I admit it. I confess. I’m a hopeless romantic and I won’t apologise for it. I still think about her six months after I last saw her and I am most definitely still carrying a flame for ubergeek. I have tried to forget about her but the more I try to forget the more she pops right back into my head. It doesn’t help that two of my friends are currently dating women who have the same first name as her. It doesn’t help that of my dates of the last couple of months, two of them had the same profession. Frustrating, isn’t it?
I tend to think about her most when I’m low (not always, it is just more common on those occasions). That is probably because dating her, even for that brief period, was a beacon of happiness in several difficult years.
We’ve kept in touch just as we promised we would and we’ve been texting each other this week. She always seems pleased to hear from me and I am certainly always pleased to hear from her. I am happy with this state of affairs for now – knowing that we have that semi-regular contact and hoping that we see each other again some day. Whether we will ever get an opportunity to explore the potential between us I know could go either way. I would like that opportunity but I am not clinging to it.
Yes I am carrying a flame for this girl but I am not obsessed – as you know I am dating other women and I would certainly not turn away a potential suitor in hanging on to that flame. After my second date with Mischief, I was fully invested in hoping for something more with her and was starting to feel a real connection when she pulled the plug.
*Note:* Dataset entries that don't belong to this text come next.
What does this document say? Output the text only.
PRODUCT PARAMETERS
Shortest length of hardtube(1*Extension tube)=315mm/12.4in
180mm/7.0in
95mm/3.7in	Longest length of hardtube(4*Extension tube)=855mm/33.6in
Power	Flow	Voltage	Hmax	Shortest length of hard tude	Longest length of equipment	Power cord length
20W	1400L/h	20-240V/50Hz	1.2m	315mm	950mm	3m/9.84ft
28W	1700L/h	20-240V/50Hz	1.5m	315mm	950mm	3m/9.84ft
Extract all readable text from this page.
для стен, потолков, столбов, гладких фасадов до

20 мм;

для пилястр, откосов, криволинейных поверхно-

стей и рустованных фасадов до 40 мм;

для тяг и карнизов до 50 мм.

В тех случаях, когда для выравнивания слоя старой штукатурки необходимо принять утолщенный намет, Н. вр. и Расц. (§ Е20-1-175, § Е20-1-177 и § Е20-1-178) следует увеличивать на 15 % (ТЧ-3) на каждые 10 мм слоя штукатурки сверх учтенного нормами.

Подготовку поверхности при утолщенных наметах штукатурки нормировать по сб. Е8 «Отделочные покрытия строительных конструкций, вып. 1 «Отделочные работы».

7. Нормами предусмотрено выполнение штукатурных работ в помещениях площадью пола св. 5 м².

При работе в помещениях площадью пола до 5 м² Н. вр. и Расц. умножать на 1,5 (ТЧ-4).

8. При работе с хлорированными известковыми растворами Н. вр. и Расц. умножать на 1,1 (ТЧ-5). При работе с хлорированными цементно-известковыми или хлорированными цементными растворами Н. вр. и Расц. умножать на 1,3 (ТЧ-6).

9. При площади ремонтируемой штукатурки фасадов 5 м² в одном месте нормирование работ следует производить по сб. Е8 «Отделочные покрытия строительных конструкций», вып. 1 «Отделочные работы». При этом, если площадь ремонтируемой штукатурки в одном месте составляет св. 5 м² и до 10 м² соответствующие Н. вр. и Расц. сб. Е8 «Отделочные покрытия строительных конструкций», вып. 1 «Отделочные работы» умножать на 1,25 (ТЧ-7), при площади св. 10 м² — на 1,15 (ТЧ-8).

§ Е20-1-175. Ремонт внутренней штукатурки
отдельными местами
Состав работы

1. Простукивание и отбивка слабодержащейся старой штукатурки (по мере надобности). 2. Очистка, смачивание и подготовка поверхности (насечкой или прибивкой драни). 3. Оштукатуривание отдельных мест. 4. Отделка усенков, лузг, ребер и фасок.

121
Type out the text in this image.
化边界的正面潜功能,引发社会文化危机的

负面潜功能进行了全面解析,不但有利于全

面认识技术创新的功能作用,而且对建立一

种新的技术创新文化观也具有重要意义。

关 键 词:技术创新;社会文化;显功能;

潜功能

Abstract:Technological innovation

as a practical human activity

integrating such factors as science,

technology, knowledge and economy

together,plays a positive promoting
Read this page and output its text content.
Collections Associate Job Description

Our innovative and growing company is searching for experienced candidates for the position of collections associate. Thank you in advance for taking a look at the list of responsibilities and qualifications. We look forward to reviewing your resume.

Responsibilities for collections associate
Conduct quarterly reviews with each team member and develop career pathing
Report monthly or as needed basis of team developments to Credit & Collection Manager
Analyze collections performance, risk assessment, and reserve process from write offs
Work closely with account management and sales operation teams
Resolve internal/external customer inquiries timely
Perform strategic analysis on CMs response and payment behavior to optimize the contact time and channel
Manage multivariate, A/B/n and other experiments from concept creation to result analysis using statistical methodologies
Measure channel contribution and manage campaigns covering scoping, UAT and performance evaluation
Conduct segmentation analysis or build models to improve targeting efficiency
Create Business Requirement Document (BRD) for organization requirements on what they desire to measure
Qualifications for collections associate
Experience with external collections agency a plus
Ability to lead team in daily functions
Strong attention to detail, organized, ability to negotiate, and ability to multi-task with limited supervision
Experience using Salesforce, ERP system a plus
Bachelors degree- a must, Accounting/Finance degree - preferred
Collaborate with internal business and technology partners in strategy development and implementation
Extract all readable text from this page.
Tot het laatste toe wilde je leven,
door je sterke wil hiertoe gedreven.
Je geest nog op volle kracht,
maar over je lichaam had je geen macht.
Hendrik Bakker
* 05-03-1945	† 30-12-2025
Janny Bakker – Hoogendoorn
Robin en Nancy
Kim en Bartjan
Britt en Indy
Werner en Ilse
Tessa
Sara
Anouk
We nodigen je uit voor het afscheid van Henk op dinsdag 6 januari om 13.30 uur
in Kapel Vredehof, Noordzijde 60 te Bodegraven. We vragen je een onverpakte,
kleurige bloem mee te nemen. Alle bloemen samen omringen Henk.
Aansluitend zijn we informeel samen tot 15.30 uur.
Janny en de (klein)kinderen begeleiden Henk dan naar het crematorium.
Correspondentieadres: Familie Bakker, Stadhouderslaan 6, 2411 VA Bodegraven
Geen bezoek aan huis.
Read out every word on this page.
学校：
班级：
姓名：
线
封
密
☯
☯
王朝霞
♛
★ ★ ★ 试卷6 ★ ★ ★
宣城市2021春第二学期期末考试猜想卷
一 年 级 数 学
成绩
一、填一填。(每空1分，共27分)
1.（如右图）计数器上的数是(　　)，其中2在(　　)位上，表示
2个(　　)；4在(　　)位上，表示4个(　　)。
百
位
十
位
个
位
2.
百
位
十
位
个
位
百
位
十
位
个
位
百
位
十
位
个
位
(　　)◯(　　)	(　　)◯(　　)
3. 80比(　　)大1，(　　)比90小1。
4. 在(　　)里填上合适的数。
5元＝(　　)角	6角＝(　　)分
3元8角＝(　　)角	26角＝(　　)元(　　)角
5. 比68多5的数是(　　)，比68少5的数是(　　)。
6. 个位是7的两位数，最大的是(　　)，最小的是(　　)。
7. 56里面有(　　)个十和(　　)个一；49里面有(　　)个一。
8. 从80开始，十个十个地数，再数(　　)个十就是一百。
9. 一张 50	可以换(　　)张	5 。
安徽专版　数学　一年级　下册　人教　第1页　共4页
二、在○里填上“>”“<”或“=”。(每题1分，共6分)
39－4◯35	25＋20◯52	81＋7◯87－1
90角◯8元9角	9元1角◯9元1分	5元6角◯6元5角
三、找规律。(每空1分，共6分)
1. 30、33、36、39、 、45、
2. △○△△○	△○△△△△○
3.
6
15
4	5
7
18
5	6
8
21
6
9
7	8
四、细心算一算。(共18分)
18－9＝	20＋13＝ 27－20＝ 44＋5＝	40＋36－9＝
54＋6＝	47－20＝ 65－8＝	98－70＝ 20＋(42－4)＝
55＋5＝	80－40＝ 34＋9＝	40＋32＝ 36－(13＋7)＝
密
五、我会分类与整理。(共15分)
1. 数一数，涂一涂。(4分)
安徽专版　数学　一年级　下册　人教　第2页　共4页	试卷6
Carrying a flame is something that we all do whether we admit it or not and youth is no barrier to hankering for something or someone we want. A friend of the family recently confessed to carrying a flame for one of my uncles for the best part of 25 years – they both married somebody else and it is just a harmless long-term crush. In all likelihood they will never get together but she freely confessed to still getting that butterflies feeling whenever he is around.
At the moment it feels nice and pretty harmless and hopefully until I see her again it will stay that way. And I’m sure that if the day comes that we do meet up again, regardless of the context of our meeting, that I will announce it on this blog! Could I, in the long run, accept “lets be friends”? I said no before but at this stage I really do not know. I guess I’ll find out if/when that day comes.